“I reject the idea that Illinois politics should be defined by its worst actors,” Gov. J.B. Pritzker told the Democratic faithful in Cook County last week.

That’s a wishful sentiment that rings hollow in the face of the federal investigation engulfing the Capitol. How many Illinois lawmakers are on the U.S. attorney’s latest list of “worst actors”? What exactly was going on between the General Assembly and the state’s largest electric utility? Rather than trying to float above it all, Pritzker should capitalize on public outrage to press for ethics reforms that have long been resisted by state lawmakers.

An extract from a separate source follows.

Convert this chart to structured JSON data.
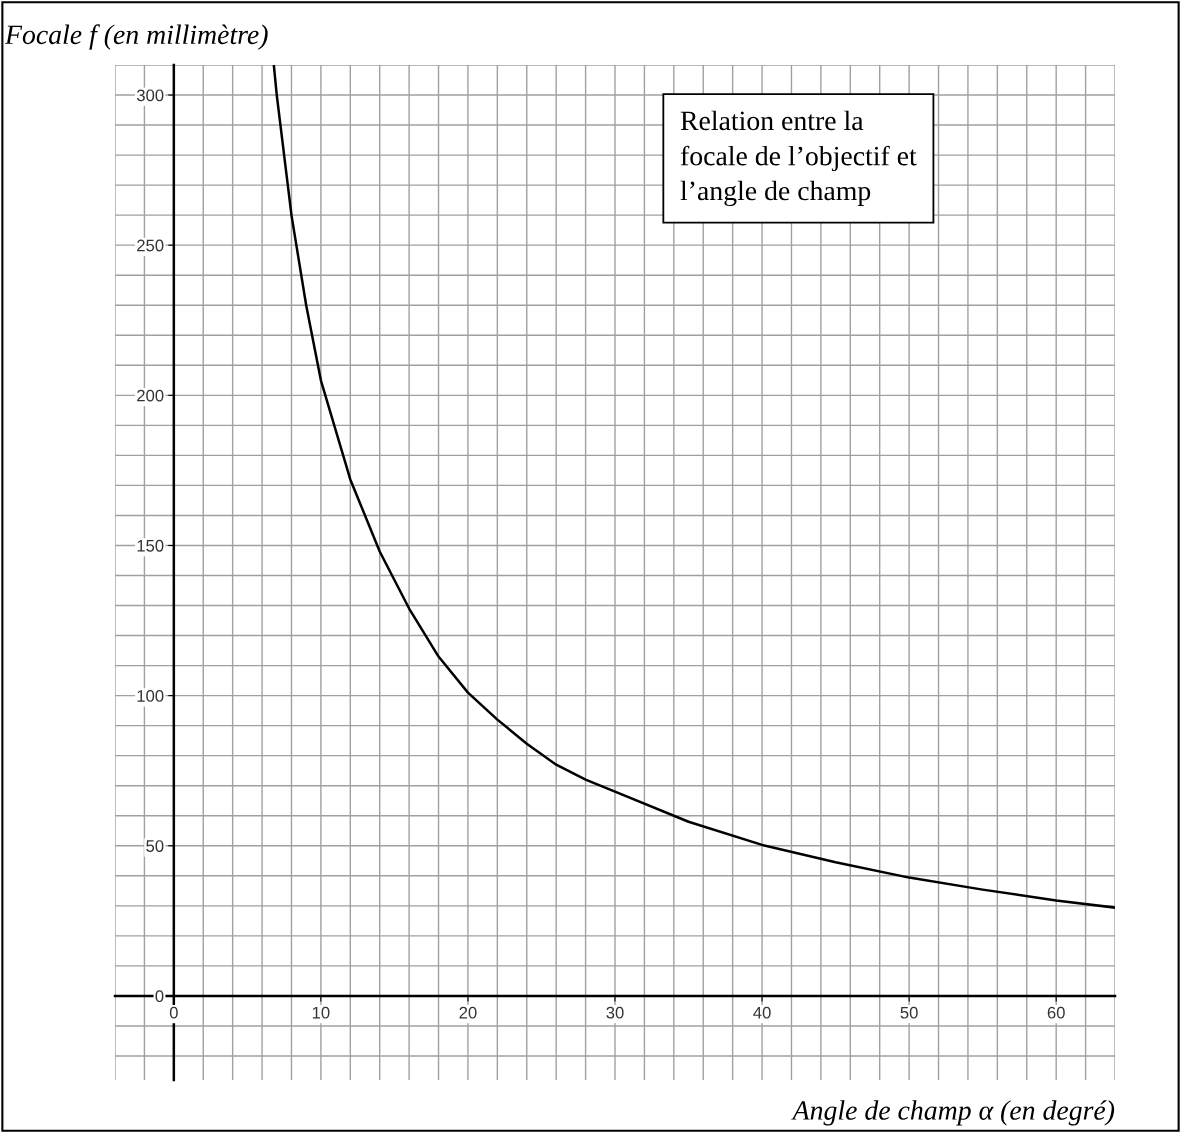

Ethical righteousness is a cyclical thing in Springfield, invariably triggered by a spectacle of staggering public corruption exposed by the feds. The 2003 State Officials and Employees Ethics Act was prompted by the licenses-for-bribes scandal that sent Gov. George Ryan to prison. Another bout of reform fever followed the impeachment and conviction of Gov. Rod Blagojevich, now imprisoned for trying to shake down the CEO of a children’s hospital for campaign cash, among other things.

So why do our ethics laws still need fixing?

One answer is that the General Assembly never fixed the ones that apply to itself. The Illinois Compiled Statutes are riddled with loopholes that enable conflicts of interest by legislators. One set of rules for lawmakers, another set for the rest of Illinois government.